それにしてもトッティのこのカオって……。
もちろんARIさん撮影のトッちゃんです |
そしてゴシップの凖レギュラー(?)ヴィエリ君も登場。「面白いと言えば、ヴィエリも一見怖そうに見えるけど、実際はすごくヒョウキンでおかしいヤツなんですよ。この間のイタリアvsアメリカ戦を控えてのアッズーリ合宿所で、練習を終えて引き上げるヴィエリのスナップを撮っていたら、ヴィエリが僕になんか言ってくるんですよ。『あんた、今オレの写真1枚撮っただろ。100万リラ(約6万円)ちょうだい!』ってね。
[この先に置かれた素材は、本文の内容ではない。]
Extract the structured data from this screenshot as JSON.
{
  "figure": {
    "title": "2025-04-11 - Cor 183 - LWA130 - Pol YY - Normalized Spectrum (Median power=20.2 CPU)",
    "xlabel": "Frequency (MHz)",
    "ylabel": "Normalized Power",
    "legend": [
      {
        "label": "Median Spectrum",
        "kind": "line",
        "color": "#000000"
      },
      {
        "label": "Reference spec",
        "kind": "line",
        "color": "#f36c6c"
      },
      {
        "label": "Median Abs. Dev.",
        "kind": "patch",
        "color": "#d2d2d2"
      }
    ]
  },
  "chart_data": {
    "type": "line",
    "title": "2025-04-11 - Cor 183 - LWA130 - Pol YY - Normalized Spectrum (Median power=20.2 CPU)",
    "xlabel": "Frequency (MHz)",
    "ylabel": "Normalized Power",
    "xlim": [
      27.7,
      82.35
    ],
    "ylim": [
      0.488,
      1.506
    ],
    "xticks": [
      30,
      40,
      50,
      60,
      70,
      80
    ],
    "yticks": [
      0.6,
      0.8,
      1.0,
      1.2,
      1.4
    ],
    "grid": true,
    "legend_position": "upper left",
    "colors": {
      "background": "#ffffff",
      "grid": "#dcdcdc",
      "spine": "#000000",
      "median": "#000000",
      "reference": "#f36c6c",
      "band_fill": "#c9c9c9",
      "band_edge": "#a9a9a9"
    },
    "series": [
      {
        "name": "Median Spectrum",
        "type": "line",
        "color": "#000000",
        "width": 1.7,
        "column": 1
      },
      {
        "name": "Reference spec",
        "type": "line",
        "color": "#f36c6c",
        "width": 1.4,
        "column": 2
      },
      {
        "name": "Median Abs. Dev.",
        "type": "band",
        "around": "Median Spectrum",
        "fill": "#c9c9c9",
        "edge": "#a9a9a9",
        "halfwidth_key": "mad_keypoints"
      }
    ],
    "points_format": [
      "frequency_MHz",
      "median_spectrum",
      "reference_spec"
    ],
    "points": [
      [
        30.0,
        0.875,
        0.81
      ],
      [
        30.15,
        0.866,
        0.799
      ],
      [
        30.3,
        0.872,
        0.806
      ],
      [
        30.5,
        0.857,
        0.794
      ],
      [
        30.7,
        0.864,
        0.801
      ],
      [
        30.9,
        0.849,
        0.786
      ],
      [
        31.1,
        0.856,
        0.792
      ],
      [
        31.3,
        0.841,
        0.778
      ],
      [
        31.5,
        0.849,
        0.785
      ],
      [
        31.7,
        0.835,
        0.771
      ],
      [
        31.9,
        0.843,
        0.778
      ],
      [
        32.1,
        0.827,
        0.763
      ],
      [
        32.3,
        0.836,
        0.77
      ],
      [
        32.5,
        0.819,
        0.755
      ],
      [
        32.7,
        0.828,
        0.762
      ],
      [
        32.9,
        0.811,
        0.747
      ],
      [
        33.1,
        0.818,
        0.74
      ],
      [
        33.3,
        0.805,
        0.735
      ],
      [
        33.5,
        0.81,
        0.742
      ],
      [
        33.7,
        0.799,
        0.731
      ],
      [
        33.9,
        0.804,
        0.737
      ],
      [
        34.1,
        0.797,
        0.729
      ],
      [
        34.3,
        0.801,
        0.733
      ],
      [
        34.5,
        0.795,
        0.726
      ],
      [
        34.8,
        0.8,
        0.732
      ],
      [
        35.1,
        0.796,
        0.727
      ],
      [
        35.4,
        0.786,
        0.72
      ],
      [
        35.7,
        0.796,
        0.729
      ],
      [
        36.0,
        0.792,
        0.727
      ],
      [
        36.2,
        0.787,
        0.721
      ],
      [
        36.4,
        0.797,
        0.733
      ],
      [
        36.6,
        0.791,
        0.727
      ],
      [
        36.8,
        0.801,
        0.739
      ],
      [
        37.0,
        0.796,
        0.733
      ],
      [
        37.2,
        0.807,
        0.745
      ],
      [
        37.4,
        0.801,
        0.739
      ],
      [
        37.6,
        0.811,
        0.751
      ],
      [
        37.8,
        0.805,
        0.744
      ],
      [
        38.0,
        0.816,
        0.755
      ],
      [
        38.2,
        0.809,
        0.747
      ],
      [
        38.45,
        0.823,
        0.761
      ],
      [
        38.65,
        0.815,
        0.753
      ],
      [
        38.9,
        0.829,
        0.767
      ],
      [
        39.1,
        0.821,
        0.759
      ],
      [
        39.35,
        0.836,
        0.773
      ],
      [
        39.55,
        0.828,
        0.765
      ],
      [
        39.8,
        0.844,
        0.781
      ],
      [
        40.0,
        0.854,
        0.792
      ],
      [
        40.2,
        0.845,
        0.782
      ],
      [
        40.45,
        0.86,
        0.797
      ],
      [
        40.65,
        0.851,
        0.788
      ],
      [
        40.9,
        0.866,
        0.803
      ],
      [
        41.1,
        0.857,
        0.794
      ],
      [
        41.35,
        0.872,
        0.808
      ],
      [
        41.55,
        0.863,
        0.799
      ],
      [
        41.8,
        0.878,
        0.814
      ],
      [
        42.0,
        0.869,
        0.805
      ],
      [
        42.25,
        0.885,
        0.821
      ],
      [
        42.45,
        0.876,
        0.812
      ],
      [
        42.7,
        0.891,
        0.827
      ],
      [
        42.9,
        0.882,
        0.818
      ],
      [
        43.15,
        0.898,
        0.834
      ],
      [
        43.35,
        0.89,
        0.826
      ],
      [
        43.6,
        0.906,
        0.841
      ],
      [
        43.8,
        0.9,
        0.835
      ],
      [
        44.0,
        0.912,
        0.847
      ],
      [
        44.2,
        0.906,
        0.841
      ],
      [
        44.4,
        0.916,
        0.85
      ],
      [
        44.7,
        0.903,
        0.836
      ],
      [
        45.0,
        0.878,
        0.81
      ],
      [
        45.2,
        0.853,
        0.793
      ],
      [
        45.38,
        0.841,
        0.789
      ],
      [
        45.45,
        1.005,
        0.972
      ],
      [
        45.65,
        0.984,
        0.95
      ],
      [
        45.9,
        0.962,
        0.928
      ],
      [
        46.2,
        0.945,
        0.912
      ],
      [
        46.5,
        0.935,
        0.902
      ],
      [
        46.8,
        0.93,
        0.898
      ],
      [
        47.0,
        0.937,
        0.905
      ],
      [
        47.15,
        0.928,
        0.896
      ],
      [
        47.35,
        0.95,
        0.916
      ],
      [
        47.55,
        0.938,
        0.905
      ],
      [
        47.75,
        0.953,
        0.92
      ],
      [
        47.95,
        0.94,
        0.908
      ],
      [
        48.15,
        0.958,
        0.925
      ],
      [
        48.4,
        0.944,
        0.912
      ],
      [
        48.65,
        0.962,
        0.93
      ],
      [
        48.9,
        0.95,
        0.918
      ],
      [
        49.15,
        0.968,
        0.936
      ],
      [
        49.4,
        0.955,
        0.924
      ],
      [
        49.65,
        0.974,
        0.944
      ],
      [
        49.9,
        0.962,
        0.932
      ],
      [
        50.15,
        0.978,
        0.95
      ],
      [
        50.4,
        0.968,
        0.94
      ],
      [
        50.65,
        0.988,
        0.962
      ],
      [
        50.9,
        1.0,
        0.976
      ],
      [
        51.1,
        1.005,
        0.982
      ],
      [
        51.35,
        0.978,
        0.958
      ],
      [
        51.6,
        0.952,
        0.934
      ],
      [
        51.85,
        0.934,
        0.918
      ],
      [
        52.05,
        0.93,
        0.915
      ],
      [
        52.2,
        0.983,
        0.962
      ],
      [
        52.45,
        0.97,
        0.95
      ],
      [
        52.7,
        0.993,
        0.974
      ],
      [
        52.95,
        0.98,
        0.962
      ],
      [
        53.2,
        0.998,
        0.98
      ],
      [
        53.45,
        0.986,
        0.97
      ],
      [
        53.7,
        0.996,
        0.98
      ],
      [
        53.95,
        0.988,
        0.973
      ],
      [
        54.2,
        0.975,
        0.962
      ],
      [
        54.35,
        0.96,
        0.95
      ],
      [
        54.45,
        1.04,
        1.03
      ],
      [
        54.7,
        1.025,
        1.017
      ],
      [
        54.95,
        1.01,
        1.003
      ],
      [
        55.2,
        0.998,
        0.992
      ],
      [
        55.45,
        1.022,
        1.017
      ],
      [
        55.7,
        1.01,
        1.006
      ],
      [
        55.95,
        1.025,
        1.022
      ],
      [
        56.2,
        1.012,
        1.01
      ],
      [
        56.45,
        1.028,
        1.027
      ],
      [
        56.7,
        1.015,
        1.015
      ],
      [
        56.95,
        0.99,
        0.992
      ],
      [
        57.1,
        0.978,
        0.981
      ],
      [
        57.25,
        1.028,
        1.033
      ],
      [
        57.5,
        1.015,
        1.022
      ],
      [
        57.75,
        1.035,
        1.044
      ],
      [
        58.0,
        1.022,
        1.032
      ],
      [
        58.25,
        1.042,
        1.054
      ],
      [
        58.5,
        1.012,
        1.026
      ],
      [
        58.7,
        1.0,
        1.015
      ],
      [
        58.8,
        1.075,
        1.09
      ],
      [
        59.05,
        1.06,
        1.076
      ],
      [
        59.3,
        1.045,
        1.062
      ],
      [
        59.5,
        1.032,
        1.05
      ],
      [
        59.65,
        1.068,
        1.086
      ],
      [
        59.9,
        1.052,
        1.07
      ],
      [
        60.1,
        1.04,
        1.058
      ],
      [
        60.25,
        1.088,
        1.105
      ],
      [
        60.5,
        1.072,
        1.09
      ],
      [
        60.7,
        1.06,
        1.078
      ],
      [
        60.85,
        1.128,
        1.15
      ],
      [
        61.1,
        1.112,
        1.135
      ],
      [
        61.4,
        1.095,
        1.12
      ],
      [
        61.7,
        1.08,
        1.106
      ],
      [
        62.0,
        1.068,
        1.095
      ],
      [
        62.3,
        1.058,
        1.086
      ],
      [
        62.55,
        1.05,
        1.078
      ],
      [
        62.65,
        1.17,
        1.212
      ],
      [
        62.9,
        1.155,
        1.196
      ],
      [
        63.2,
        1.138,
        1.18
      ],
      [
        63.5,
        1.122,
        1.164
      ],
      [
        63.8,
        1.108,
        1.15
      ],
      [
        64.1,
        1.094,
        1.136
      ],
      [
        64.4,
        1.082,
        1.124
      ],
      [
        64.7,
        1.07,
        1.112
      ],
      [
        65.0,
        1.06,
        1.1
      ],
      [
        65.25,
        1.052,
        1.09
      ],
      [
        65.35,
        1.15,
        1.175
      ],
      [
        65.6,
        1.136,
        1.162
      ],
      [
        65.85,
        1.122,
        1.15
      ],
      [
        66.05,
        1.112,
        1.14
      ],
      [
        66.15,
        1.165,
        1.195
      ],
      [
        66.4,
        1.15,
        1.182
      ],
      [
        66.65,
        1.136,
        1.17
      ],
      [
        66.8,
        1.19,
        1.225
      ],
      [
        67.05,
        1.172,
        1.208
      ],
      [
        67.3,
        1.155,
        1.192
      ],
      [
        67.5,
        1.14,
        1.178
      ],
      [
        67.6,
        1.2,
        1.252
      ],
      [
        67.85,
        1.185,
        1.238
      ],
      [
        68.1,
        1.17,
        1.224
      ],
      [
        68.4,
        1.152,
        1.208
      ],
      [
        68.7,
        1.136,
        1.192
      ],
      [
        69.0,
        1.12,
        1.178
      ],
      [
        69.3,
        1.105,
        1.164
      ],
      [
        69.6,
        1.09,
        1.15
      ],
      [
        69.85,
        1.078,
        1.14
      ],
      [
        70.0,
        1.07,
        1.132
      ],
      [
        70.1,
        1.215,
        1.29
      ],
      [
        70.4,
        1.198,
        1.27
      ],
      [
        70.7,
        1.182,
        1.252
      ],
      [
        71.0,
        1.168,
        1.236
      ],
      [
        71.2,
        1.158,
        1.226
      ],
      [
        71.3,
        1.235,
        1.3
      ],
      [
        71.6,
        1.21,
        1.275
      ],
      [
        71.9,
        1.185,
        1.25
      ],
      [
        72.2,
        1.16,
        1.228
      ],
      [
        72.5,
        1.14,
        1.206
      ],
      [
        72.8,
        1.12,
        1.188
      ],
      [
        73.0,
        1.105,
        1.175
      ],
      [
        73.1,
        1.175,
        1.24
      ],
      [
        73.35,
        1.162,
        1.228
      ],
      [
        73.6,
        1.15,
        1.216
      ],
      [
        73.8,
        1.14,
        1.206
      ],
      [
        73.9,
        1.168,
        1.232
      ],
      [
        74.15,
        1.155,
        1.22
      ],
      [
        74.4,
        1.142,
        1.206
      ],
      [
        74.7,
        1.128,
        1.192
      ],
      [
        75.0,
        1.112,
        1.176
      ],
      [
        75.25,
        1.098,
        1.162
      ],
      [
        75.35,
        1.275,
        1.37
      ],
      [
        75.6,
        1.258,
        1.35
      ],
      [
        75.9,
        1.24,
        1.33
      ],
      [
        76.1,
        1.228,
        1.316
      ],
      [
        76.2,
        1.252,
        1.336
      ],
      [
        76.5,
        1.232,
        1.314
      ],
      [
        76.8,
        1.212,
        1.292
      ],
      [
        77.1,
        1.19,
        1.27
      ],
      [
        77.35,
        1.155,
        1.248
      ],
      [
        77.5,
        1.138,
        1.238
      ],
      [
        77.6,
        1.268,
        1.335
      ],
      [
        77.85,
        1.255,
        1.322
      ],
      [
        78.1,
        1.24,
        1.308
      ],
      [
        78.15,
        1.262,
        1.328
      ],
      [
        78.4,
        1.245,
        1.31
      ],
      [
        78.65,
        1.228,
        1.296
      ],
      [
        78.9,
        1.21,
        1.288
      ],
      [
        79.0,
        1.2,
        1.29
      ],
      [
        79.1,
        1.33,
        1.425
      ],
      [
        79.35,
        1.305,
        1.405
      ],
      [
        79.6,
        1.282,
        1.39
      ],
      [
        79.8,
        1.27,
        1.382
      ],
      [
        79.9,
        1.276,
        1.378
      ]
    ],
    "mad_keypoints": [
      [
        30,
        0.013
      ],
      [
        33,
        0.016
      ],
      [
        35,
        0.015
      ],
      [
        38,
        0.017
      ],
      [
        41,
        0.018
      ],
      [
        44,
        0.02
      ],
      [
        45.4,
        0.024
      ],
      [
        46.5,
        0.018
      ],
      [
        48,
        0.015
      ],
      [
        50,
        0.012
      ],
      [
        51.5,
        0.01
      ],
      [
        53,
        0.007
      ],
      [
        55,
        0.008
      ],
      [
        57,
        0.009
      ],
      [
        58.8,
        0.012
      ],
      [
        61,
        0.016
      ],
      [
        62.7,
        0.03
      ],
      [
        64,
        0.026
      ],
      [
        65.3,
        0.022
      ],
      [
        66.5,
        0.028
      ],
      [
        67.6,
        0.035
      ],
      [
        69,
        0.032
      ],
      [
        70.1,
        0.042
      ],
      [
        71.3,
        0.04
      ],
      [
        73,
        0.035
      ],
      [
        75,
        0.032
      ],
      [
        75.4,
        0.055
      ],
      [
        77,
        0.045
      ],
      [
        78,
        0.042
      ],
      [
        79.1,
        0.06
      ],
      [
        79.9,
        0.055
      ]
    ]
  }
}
僕が笑いながらシャッターを切り続けたら『あっ、今もう1枚撮ったね?はいよ、お勘定は合わせて200万リラだよ』なんて言うんですよ。もちろんジョークなんだけど、ヴィエリはそれを真顔で言う。知らなかったら、『なんかヤバイのかも』って思っちゃいますよね。僕はその時ヴィエリに『わかった。200万リラってユーロでいくらなのか言ってくれたら払うよ』って言い返したんです。そうしたらヴィエリ君、さすがに計算弱いのか、頭抱えちゃって。『え〜っと、ユーロでいうと……まあいいや、今日は大目に見てやろう。タダでいいよ』って、のっさのっさと宿舎に向かって行きました」(ちなみに、200万リラは2,000,000÷1936.27=1032.91ユーロ。そんなの暗算できるわけないよなー。ねえ、ボボ君)。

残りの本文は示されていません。